In the initial state, the Java Flight Recording reports Memory Allocated for TLABs: 5.51 GB during one run of the maven plugin with a total GC pause time of 20 s 957 ms.

With the caching changes (at 0c0243e), JFR reports that Memory Allocated for TLABs: 2.56 GB and a total GC pause time of 6 s 912 ms.

So the results of these two changes is that allocation pressure is down by roughly half and the GC time by 2/3rds.

This PR also includes some initial setup work for a general "benchmarks" module using JMH for microbenchmarks. For the improvements in caching ClassTypeDescriptor and MethodDescriptor this module and JMH ended up not being needed, but it seems like it may be useful to have this setup in the future.

The capture_flight_recording.sh script was used to ease creating the JFRs, my workflow here was to run ./install_maven_plugin.sh with my changes and then profile them with:

./benchmarks/capture_flight_recording.sh ~/Desktop/test-0c0243e.jfr ~/code/the-test-project/
pettermahlen commented 9 years ago

Nice! I think it looks great. I wonder if we could gain further benefits from GC tuning - @spkrka's comment made me wonder if we could for instance gain something from ensuring we get the cheapest possible young generation collections - very high allocation pressure will lead to objects being copied between survivor spaces and probably also promoted too soon. This change should reduce the allocation pressure, but we could maybe do more to ensure that objects actually die before they get unnecessarily copied or promoted.

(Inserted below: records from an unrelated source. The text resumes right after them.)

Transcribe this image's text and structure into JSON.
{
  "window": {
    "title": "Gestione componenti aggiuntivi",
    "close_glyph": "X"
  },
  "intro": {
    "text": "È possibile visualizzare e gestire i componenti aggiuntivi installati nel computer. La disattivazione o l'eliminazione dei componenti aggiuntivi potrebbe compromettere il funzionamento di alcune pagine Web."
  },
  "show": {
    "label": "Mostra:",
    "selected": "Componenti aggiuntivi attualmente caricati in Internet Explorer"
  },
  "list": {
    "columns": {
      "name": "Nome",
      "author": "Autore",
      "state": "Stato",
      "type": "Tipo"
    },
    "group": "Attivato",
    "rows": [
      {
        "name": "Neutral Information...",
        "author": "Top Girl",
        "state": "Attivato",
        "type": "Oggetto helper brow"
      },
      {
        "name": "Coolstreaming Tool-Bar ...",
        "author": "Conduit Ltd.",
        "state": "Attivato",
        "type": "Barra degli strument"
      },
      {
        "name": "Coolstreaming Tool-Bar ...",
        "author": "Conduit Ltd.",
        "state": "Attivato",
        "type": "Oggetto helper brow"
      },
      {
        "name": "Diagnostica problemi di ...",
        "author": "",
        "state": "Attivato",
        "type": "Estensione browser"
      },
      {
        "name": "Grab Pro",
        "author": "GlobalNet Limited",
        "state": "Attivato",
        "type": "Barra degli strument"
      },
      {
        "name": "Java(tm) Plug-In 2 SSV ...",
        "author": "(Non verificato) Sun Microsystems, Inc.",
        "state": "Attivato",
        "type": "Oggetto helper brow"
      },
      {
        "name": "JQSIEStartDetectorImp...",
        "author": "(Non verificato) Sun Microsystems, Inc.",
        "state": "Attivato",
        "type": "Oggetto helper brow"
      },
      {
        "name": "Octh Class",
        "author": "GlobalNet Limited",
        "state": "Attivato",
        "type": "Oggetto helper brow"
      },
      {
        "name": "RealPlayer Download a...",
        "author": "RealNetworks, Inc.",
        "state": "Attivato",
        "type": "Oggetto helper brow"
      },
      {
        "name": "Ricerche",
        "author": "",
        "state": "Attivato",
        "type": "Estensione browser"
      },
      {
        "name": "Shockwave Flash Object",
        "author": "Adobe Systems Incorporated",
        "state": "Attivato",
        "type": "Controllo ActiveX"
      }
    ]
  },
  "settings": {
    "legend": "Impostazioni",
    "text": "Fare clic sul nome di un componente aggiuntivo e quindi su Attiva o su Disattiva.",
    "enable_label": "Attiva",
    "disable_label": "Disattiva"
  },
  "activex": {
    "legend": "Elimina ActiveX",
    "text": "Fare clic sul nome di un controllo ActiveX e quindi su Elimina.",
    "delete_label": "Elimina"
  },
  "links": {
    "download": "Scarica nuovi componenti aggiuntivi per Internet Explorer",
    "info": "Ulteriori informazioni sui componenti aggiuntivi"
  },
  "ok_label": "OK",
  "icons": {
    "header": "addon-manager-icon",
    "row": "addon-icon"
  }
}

mattnworb commented 9 years ago

@pettermahlen I haven't looked into it but I am not sure that a maven plugin can influence the GC settings of Maven at all - other than instructing users on what MAVEN_OPTS settings to tweak, since the plugin executes within the same JVM as what mvn launched. A "forked execution" of a plugin might be different but I think that would then increase the overall time of the build as some phases would be run multiple times.

pettermahlen commented 9 years ago

I was thinking it might be possible to control jvm args in a forked execution. At least, the jetty plugin does that. Could be something to explore.